The latest performance of TSMC, the world's largest foundry chip manufacturer, confirmed that the semiconductor industry is facing severe prospects.The weak profit of the company may also make it difficult for it to negotiate with the large -scale chip investment in the United States.
According to the Wall Street Journal, the data released on Thursday (April 20) shows that in the three months as of the three months of March, TSMC's income decreased by 5%from the same period last year, a decrease from the previous month, and a decrease of the month -on -month decrease, a decrease of the month -on -month decrease, and a decrease of the month -on -month decrease.16%.
TSMC is supplied to Apple and Nvidia. It is the leader of the industry. The company is negotiating with Washington to obtain a large -scale subsidy from the US government.The US Congress recently approved the US government to provide subsidies to the chip industry.
It is reported that in terms of TSMC's plans for large -scale investment in Arizona, TSMC, a key point is that if the company accepts US federal funds, excess profits, that is, the return on the forecast will requireShare with the US government.This requirement makes subsidy policies easier to be accepted in politics, but it may make it difficult for companies to accept in the economic downturn, especially considering the huge capital expenditure required by the construction of cutting -edge chip factories in the early stage.
TSMC predicts that the company's capital expenditure this year will drop to 32 billion to 36 billion US dollars (below, about 427 to 48.1 billion yuan), which is the same as expected in early 2023.The company's capital expenditure last year was $ 36.3 billion.The degree of reduction of capital expenditure will eventually depend on the downturn of economic downturn.
TSMC also expected that sales in this quarter will continue to be sluggish.Calculated according to its expected intermediate value, the income calculated in the US dollar will decrease by about 7%month -on -month, and the profit margin will shrink.TSMC predicts that the revenue of 2023 will decrease to a percentage of the middle digits year -on -year.
Although the profit of TSMC still exceeds the expectations of the S & P global market financial analyst, its dim prospective reminds people that the dilemma of the chip industry is not a matter of overnight.
Semiconductor companies are still digesting a lot of inventory.According to Morgan Stanley's data, by the end of 2022, the number of company inventory in the semiconductor supply chain is 132 days, and the historical average level is about 85 days.

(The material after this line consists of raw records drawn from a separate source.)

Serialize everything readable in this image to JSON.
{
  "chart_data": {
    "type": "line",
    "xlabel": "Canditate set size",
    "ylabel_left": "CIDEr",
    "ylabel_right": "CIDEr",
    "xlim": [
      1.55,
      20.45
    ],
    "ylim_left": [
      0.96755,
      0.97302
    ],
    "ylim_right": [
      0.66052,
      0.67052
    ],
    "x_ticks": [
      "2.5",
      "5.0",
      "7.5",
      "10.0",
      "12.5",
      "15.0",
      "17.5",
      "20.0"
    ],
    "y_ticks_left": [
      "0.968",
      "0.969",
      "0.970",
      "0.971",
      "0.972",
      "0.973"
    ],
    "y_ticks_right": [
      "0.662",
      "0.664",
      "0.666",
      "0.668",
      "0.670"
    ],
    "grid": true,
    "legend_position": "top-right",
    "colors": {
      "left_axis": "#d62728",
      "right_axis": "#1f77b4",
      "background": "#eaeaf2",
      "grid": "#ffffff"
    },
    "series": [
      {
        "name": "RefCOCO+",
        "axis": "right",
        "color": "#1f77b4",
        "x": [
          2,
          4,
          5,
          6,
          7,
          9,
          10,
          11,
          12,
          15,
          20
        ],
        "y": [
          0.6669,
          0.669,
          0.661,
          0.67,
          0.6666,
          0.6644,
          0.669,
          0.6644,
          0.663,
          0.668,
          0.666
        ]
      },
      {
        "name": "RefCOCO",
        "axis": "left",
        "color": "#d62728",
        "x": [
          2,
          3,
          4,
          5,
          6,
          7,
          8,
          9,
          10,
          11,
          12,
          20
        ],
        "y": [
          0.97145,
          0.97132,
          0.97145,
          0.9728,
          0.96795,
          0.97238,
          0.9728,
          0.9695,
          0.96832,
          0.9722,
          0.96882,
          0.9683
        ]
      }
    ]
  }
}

At the same time, consumers' demand for small devices still seems weak.According to data from the research company Canalys, in the first quarter of 2023, global smartphone shipments decreased by 12%year -on -year.According to data from international data companies, the sales of personal computers decreased by 29%compared with the same period last year.The demand from cloud computing is also slowing.
The reorganization of mainland China is helpful, but it is not enough to reverse the situation.In the last quarter, revenue from the mainland accounted for 15%of TSMC's total revenue, and the previous quarter was 12%.
Many of the most advanced chips in the world are made of TSMC, and the company's P/E ratio is relatively low, and the long -term price -earnings ratio is 15 times. In contrast, the Philadelphia semiconductor index is nearly 27 times.However, the stock must cope with the uncertainties in geopolitical aspects: the company's business is mainly in Taiwan, and Taiwan itself is one of the global strategic hotspots, and the company must also respond to the pressure of Washington.
TSMC's strong technology and market position are undeniable, but the geopolitical colors of its industry are getting stronger and stronger, and it is located in a dangerous area.These disadvantages may not seem to dissipate quickly.